Читаем без скачивания Том 17. Пошехонская старина - Михаил Салтыков-Щедрин
Шрифт:
Интервал:
Закладка:
— Это уж известно…
— Да ты смотри, Тимошка, старую баранью ногу все-таки не бросай. Еще найдутся обрезочки, на винегрет пригодятся. А хлебенного (пирожного) ничего от вчерашнего не осталось?
— Ничего-с.
— Ну, бабу из клубники сделай. И то сказать, без пути на погребе ягода плесневеет. Сахарцу кусочка три возьми да яичек парочку… Ну-ну, не ворчи! будет с тебя!
Анна Павловна велит отрубить кусок солонины, отделяет два яйца, три куска сахару, проводит пальцем черту на комке масла и долго спорит из-за лишнего золотника, который выпрашивает повар.
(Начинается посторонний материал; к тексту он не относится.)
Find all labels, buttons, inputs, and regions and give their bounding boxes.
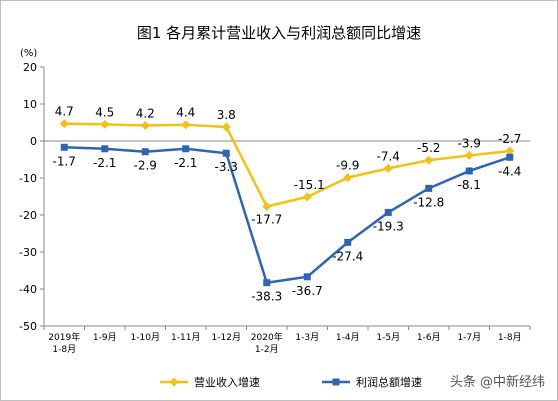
x-tick-label: 1-9月 (93, 332, 117, 343)
x-tick-label: 1-2月 (255, 344, 279, 355)
data-label-profit: -38.3 (251, 290, 282, 304)
data-label-profit: -3.3 (215, 160, 238, 174)
data-point-profit (222, 149, 230, 157)
data-point-revenue (262, 201, 272, 211)
data-label-profit: -1.7 (53, 154, 76, 168)
data-label-revenue: 4.2 (136, 106, 155, 120)
series-layer (59, 119, 515, 287)
data-point-revenue (383, 163, 393, 173)
data-point-profit (60, 143, 68, 151)
data-point-revenue (464, 150, 474, 160)
watermark: 头条 @中新经纬 (450, 374, 545, 390)
x-tick-label: 1-8月 (52, 344, 76, 355)
legend-label-2: 利润总额增速 (356, 375, 422, 389)
data-point-revenue (302, 192, 312, 202)
data-label-revenue: 4.7 (55, 105, 74, 119)
data-label-profit: -8.1 (458, 178, 481, 192)
x-tick-label: 1-4月 (336, 332, 360, 343)
y-tick-label: 20 (23, 61, 37, 74)
x-tick-label: 1-12月 (212, 332, 241, 343)
legend: 营业收入增速 利润总额增速 (160, 375, 422, 389)
data-label-revenue: -15.1 (294, 178, 325, 192)
data-point-revenue (221, 122, 231, 132)
legend-marker-profit (332, 378, 340, 386)
x-tick-label: 1-11月 (171, 332, 200, 343)
y-tick-label: 0 (30, 135, 37, 148)
data-point-revenue (181, 120, 191, 130)
y-tick-label: -10 (19, 172, 37, 185)
data-label-profit: -12.8 (413, 195, 444, 209)
y-tick-label: -30 (19, 246, 37, 259)
data-point-profit (263, 279, 271, 287)
data-point-profit (182, 145, 190, 153)
data-labels: 4.7 4.5 4.2 4.4 3.8 -17.7 -15.1 -9.9 -7.4 -5.2 -3.… (53, 105, 522, 304)
unit-label: (%) (20, 48, 37, 59)
data-label-profit: -2.9 (134, 159, 157, 173)
data-point-profit (506, 153, 514, 161)
data-point-profit (141, 148, 149, 156)
data-label-profit: -2.1 (174, 156, 197, 170)
data-label-profit: -27.4 (332, 249, 363, 263)
series-line-1 (64, 122, 510, 208)
y-tick-label: 10 (23, 98, 37, 111)
data-point-revenue (59, 119, 69, 129)
x-tick-label: 2020年 (251, 331, 283, 343)
series-line-2 (64, 146, 511, 284)
data-label-profit: -36.7 (292, 284, 323, 298)
x-tick-label: 2019年 (48, 331, 80, 343)
data-point-profit (425, 184, 433, 192)
legend-marker-revenue (169, 377, 179, 387)
data-point-revenue (140, 120, 150, 130)
y-tick-label: -50 (19, 320, 37, 333)
data-point-revenue (424, 155, 434, 165)
data-point-profit (344, 238, 352, 246)
y-tick-label: -40 (19, 283, 37, 296)
x-tick-label: 1-3月 (295, 332, 319, 343)
chart-title: 图1 各月累计营业收入与利润总额同比增速 (137, 24, 421, 42)
data-point-profit (303, 273, 311, 281)
legend-label-1: 营业收入增速 (194, 375, 260, 389)
y-tick-label: -20 (19, 209, 37, 222)
x-tick-label: 1-6月 (417, 332, 441, 343)
data-label-profit: -2.1 (93, 156, 116, 170)
data-label-revenue: 4.5 (95, 105, 114, 119)
data-point-revenue (100, 119, 110, 129)
data-label-profit: -19.3 (373, 219, 404, 233)
data-point-revenue (505, 146, 515, 156)
x-tick-label: 1-7月 (457, 332, 481, 343)
data-point-revenue (343, 173, 353, 183)
data-point-profit (384, 208, 392, 216)
data-label-revenue: -5.2 (417, 141, 440, 155)
x-tick-label: 1-8月 (498, 332, 522, 343)
data-label-revenue: 3.8 (217, 108, 236, 122)
x-tick-label: 1-10月 (131, 332, 160, 343)
data-label-revenue: -7.4 (377, 149, 400, 163)
data-label-revenue: -9.9 (336, 159, 359, 173)
x-tick-label: 1-5月 (376, 332, 400, 343)
watermark-text: 头条 @中新经纬 (450, 374, 545, 390)
data-label-revenue: -2.7 (498, 132, 521, 146)
data-label-profit: -4.4 (498, 164, 521, 178)
data-label-revenue: 4.4 (176, 106, 195, 120)
data-label-revenue: -3.9 (458, 136, 481, 150)
data-point-profit (101, 145, 109, 153)
data-point-profit (465, 167, 473, 175)
data-label-revenue: -17.7 (251, 212, 282, 226)
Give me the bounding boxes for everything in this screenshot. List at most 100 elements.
По уходе повара она направляется к медному тазу, над которым утвержден медный же рукомойник с подвижным стержнем. Ключница стоит сзади, покуда барыня умывается. Мыло, которое она при этом употребляет, пахнет прокислым; полотенце простое, из домашнего холста.
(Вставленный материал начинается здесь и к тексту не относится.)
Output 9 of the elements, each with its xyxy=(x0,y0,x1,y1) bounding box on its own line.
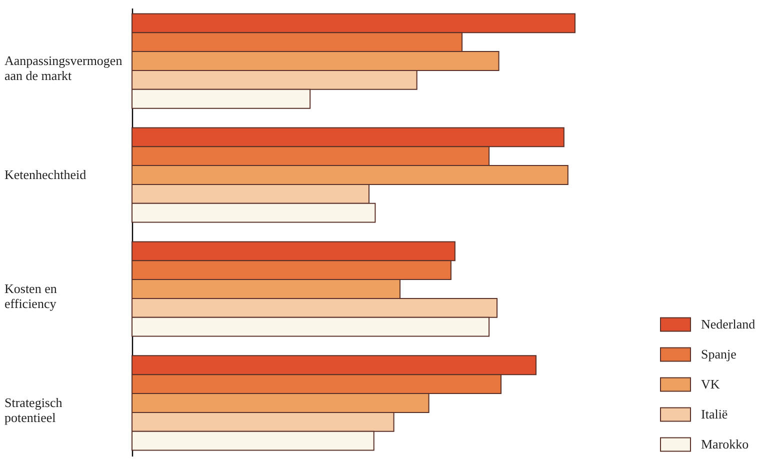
legend-label: Nederland xyxy=(701,316,756,332)
legend-label: Italië xyxy=(701,406,728,422)
legend-label: Marokko xyxy=(701,436,749,452)
legend-label: Spanje xyxy=(701,346,737,362)
y-tick-label: Ketenhechtheid xyxy=(4,167,87,182)
y-tick-label: Strategisch potentieel xyxy=(4,394,63,425)
legend-label: VK xyxy=(701,376,720,392)
y-tick-label: Aanpassingsvermogen aan de markt xyxy=(4,53,123,84)
y-tick-label: Kosten en efficiency xyxy=(4,280,58,311)
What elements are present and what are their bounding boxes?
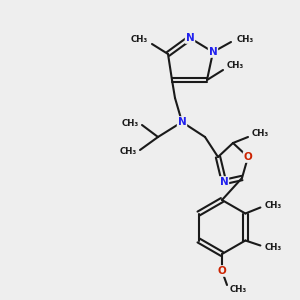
Text: O: O <box>244 152 252 162</box>
Text: CH₃: CH₃ <box>120 146 137 155</box>
Text: N: N <box>208 47 217 57</box>
Text: CH₃: CH₃ <box>131 35 148 44</box>
Text: O: O <box>218 266 226 276</box>
Text: CH₃: CH₃ <box>122 119 139 128</box>
Text: N: N <box>178 117 186 127</box>
Text: CH₃: CH₃ <box>264 243 282 252</box>
Text: CH₃: CH₃ <box>227 61 244 70</box>
Text: CH₃: CH₃ <box>252 130 269 139</box>
Text: CH₃: CH₃ <box>230 284 247 293</box>
Text: CH₃: CH₃ <box>264 201 282 210</box>
Text: CH₃: CH₃ <box>237 34 254 43</box>
Text: N: N <box>186 33 194 43</box>
Text: N: N <box>220 177 228 187</box>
— Что? Как оказалось? Липка тяжела? — спрашивает барыня.
— Не могу еще наверно сказать, — отвечает ключница, — должно быть, по видимостям, что так.
— Уж если… уж если она… ну, за самого что ни на есть нищего ее отдам! С Прошкой связалась, что ли?
— Видали их вместе. Да что, сударыня, вчерась беглого солдата во ржах заприметили.
При словах: «беглый солдат» Анна Павловна бледнеет. Она прекращает умыванье и с мокрым лицом обращается к ключнице:
— Солдат? где? когда? отчего мне не доложили?
— Да тут недалечко, во ржах. Сельская Дашутка по грибы в Лисьи-Ямы шла, так он ее ограбил, хлеб, слышь, отнял. Дашутка-то его признала. Бывший великановский Сережка-фалетур… помните, еще старосту ихнего убить грозился.
— Что ж ты мне не доложила? Кругом беглые солдаты бродят, все знают, я одна ведать не ведаю…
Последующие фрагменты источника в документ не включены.